There's also map/reduce.
The idea is to spawn many instances of a sub problem and to combine the answers when they're done. A simple example would be matrix multiplication, which is the sum of several dot products. You spawn a worker thread for each dot product, and when all the threads are finished you sum the result.
This is how GPUs, functional languages such as LISP/Scheme/APL, and some frameworks (Google's Map/Reduce) handle concurrency.
Coroutines
In computer science, coroutines are
program components that generalize
subroutines to allow multiple entry
points for suspending and resuming
execution at certain locations.
Coroutines are well-suited for
implementing more familiar program
components such as cooperative tasks,
iterators, infinite lists and pipes.
There's also non-blocking concurrency such as compare-and-swap and load-link/store-conditional instructions. For example, compare-and-swap (cas) could be defined as so:
bool cas( int new_value, int current_value, int * location );
This operation will then attempt to set the value at location to the value passed in new_value, but only if the value in location is the same as current_value. This only requires one instruction and is usually how blocking concurrency (mutexes/semaphores/etc.) are implemented.

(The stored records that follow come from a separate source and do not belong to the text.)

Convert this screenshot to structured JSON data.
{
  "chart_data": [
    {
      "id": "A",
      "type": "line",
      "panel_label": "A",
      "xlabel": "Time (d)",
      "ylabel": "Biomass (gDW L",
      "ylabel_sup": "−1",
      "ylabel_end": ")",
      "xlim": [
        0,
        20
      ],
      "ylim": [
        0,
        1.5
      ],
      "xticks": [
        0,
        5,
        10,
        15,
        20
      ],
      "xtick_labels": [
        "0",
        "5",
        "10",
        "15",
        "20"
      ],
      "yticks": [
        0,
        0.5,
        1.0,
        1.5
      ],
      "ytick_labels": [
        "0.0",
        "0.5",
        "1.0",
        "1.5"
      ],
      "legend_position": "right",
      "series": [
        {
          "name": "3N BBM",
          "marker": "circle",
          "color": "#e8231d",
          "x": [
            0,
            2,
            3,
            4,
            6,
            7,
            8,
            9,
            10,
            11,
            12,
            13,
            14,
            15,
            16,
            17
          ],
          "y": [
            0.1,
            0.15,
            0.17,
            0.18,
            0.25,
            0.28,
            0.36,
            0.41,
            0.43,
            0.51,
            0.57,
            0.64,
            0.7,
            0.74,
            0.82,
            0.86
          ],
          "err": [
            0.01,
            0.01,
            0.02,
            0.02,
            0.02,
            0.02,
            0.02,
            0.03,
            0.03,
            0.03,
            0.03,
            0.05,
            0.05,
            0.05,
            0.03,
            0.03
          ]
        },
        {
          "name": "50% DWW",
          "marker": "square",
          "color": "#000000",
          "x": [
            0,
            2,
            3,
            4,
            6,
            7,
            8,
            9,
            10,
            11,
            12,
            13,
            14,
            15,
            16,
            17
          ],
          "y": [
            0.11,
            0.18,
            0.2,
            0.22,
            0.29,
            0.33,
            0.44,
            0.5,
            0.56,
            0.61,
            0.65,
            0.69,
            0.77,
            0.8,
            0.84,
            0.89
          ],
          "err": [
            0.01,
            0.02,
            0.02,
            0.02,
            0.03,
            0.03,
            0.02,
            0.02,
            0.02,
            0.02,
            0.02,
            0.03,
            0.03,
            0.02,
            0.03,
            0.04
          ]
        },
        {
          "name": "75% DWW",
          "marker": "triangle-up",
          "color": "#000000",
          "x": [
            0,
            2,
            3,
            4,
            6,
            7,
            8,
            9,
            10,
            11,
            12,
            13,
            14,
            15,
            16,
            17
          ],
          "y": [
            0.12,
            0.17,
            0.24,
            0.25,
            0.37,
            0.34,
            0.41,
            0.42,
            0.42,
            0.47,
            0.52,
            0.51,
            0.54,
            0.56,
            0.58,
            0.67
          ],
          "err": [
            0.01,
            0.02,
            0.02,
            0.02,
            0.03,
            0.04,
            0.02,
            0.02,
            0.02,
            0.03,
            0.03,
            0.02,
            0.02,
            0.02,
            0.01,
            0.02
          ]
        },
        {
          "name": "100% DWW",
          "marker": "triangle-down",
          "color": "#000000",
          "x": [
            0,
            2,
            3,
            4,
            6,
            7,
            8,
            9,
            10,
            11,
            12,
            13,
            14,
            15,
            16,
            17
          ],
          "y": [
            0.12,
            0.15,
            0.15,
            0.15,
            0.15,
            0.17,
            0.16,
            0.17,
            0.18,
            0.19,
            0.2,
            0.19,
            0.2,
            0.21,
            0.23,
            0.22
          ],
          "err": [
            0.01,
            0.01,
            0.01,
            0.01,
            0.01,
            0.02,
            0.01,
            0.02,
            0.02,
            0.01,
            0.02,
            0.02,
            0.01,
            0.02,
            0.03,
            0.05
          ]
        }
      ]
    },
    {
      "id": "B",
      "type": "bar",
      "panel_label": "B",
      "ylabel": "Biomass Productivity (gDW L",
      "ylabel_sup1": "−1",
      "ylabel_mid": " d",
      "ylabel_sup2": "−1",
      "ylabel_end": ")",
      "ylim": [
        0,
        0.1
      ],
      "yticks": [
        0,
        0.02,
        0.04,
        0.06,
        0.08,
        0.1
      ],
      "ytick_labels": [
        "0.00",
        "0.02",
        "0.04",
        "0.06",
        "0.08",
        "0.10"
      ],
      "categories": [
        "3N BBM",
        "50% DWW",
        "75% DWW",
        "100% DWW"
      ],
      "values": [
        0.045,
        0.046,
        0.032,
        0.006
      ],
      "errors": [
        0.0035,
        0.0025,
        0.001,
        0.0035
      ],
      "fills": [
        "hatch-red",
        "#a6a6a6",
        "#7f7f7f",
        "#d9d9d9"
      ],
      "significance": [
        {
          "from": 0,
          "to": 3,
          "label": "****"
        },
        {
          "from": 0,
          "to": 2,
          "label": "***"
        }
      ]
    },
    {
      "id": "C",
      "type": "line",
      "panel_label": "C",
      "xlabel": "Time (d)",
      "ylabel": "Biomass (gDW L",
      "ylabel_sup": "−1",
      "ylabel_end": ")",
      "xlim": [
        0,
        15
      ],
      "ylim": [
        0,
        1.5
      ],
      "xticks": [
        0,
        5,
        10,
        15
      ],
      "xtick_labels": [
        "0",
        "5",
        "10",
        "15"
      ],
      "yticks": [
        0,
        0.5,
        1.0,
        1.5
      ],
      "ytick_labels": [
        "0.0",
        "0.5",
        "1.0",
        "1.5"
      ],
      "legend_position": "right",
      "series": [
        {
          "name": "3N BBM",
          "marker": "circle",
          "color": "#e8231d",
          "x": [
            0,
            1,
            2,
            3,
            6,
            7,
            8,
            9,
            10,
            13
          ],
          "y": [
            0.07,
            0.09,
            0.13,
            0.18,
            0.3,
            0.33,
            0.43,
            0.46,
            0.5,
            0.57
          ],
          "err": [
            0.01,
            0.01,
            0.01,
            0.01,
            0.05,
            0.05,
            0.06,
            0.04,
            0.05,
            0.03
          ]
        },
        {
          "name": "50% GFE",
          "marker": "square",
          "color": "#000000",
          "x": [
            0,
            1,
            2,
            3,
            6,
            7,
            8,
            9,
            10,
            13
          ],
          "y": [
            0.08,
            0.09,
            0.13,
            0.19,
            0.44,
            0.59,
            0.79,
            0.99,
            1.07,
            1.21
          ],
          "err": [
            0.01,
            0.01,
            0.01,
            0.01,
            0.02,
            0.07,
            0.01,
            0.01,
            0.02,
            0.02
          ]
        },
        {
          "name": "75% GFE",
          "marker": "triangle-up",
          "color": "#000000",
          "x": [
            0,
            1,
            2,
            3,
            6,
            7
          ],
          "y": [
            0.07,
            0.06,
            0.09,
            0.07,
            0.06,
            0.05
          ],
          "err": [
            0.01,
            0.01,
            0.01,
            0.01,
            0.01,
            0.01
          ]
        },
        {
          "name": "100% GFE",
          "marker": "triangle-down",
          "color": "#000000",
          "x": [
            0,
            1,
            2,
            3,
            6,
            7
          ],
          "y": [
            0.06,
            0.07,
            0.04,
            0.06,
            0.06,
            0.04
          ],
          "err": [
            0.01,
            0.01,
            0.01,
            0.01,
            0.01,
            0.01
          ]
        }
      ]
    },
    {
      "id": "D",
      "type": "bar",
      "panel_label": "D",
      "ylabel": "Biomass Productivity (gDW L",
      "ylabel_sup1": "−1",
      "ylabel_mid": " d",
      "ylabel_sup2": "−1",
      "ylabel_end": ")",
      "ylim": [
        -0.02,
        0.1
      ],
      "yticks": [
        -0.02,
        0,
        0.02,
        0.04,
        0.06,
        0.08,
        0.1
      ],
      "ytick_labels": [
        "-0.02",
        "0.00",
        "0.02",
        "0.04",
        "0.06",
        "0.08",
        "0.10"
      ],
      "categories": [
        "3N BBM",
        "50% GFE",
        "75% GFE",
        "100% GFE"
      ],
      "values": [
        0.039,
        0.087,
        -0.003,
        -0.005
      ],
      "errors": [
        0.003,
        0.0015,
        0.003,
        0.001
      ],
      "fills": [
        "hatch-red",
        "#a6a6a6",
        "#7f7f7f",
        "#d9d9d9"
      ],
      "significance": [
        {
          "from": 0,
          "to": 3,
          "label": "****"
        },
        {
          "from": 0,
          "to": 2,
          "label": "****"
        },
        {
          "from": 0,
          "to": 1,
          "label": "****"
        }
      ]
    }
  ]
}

IPC (including MPI and RMI)
Hi,
in the wiki pages you can find that MPI (message passing interface) is a methods of a general IPC technique: http://en.wikipedia.org/wiki/Inter-process_communication
Another interesting approach is a Remote procedure call. For example Java's RMI enables you
to focus only on your application domain and communication patterns. It's an "application level" concurrency.
http://www.oracle.com/technetwork/java/javase/tech/index-jsp-136424.html
There a various design patterns/tools available to aid in shared memory model prallelization. Apart from the mentioned futures one can also take advantage of:
1. Thread pool pattern - focuses on task distribution between fixed number of threads: http://en.wikipedia.org/wiki/Thread_pool_pattern
2. Scheduler pattern - controls the threads execution according to a chosen scheduling policy http://en.wikipedia.org/wiki/Scheduler_pattern
3. Reactor pattern - to embed a single threaded application in a parallel environment http://en.wikipedia.org/wiki/Reactor_pattern
4. OpenMP (allows to parallelize part of code by means of preprocessor pragmas)
Regards,
Marcin
Parallel Random Access Machine (PRAM) is useful for complexity/tractability isues (please refer to a nice book for details).
About models you will also find something here (by Blaise Barney)
How about tuple space?
A tuple space is an implementation of the associative memory paradigm
for parallel/distributed computing. It provides a repository of tuples
that can be accessed concurrently. As an illustrative example,
consider that there are a group of processors that produce pieces of
data and a group of processors that use the data. Producers post their
data as tuples in the space, and the consumers then retrieve data from
the space that match a certain pattern. This is also known as the
blackboard metaphor. Tuple space may be thought as a form of
distributed shared memory.
LMAX's disruptor pattern keeps data in place and assures only one thread (consumer or producer) is owner of a data item (=queue slot) at a time.